Trump is using parallel tactics in foreign policy.  His imposition of high tariffs has caused major US trading partners, including Japan, Great Britain,. and the EU, to make major tariff and trade concessions.  Whatever they may think of him, the Europeans apparently believe that they cannot afford a complete break with the United States.  Trump is also using threats to try to get Putin to halt the war against Ukraine, and he does seem to want Netanyahu to stop the war in Gaza.  Here his tactics so far have failed--and I'm not sure how serious he is about Netanyahu, anyway.  He has just escalated threats against Russia, responding to former President Medvedev's nuclear threat with one of his own, but where this diplomatic struggle will lead him is not clear. 

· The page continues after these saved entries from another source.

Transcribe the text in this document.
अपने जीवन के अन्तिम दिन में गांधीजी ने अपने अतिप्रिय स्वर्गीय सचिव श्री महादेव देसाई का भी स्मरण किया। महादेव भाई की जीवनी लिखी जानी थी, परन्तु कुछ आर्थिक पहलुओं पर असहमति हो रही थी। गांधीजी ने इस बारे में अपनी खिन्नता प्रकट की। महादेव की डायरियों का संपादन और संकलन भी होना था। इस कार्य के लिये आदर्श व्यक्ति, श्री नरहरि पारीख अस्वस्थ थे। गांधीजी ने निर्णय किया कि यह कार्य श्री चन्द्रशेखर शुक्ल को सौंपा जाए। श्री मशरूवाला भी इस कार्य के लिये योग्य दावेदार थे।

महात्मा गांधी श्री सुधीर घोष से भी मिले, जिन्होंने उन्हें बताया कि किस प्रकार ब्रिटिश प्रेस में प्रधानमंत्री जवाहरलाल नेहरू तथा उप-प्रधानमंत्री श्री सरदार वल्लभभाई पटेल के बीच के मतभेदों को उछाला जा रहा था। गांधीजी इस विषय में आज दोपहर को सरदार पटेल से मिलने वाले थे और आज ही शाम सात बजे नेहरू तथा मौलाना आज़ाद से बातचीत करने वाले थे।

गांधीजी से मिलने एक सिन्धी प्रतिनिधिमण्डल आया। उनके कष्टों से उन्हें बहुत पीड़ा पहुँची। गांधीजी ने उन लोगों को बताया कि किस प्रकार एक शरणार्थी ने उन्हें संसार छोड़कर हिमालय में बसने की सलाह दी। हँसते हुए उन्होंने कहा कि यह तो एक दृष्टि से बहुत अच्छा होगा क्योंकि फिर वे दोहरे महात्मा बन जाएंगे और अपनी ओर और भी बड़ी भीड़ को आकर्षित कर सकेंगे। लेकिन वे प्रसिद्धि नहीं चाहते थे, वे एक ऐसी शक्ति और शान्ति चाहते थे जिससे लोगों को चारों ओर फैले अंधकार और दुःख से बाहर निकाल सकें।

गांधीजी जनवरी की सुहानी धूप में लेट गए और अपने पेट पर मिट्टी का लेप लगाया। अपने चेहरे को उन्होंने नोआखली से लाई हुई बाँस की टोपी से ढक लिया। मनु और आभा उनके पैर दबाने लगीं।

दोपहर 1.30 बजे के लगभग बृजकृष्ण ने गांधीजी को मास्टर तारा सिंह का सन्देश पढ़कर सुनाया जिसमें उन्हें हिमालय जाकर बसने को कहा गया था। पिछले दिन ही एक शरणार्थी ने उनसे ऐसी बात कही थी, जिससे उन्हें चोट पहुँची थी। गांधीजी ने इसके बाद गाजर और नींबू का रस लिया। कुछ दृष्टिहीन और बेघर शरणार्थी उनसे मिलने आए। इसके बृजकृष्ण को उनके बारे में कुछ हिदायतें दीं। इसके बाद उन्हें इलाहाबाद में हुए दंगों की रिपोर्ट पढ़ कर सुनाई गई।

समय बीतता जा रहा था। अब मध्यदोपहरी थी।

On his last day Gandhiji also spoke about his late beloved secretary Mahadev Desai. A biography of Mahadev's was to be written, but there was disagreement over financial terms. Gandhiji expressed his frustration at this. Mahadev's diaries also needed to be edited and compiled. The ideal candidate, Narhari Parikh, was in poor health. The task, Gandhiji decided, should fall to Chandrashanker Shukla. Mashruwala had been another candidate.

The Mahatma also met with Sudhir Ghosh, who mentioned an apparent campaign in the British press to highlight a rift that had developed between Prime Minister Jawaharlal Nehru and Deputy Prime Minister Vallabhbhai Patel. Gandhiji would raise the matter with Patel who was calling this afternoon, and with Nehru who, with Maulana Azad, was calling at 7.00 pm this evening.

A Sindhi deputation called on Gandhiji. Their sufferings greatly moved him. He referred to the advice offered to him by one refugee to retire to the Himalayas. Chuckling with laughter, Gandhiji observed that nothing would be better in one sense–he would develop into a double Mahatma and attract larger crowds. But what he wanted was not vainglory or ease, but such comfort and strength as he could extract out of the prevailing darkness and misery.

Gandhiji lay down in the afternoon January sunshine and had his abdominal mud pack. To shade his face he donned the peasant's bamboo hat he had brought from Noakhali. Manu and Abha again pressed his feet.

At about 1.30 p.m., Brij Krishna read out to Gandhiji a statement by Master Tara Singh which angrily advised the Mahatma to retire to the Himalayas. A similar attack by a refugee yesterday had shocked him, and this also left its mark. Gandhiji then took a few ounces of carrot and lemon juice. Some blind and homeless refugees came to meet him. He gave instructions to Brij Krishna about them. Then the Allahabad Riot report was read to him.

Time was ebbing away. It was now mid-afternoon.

Earlier generations of Americans created a more just economic order and saved freedom in much of the world by sacrificing for goals bigger than themselves.  That ability, I think, allows institutions involving large numbers of people to succeed.  It was that kind of sacrifice that my generation rebelled against in the late 1960s because of the Vietnam War, in which the government tried to draw on it for mistaken goals.  Both sides of our political spectrum, as I have written here many times, have rejected that kind of sacrifice, in different ways, in subsequent decades.  That is why history and literature professors abandoned the idea of a body of knowledge that every educated person should have, why journalists stopped ignoring stories about politicians' personal lives that held them to impossible standards and simply undermined public confidence in leadership, and why so many educated people embarked on a long crusade against federal taxation.  That is why Donald Trump could become an heroic figure to tens of millions of Americans.  Such a shift has happened many times in history--it is part of the story of the fall of every great empire, and something very similar happened right here in the decades after the Civil War.  And I am not convinced that the Trump administration is the biggest threat to life as we have known it, or to freedom, that we face.  The whole digital revolution that has transformed our lives so much, and which is entering a new phase with AI, has given us a new generation of leaders who appear to have equally little concern for what their innovations will do for the common good and for the economic and emotional health of the citizenry.  They are more transformative figures than Trump and will last a lot longer.

 We can all keep the need to sacrifice for the common good and to respect actual facts alive in our own lives.  Eventually a critical mass will get tired of selfishness and lying and things will start to swing back the other way.  It took 1000 years, until the Renaissance, to restore the Greco-Roman respect for science and facts, and I don't think it will take that long this time.  In any case, to paraphrase Ranke, no era completely defines human nature, and all our lives are part of a much larger story in which the good far outweighs the bad.  No era--like no life--last forever, and many give birth to something completely different.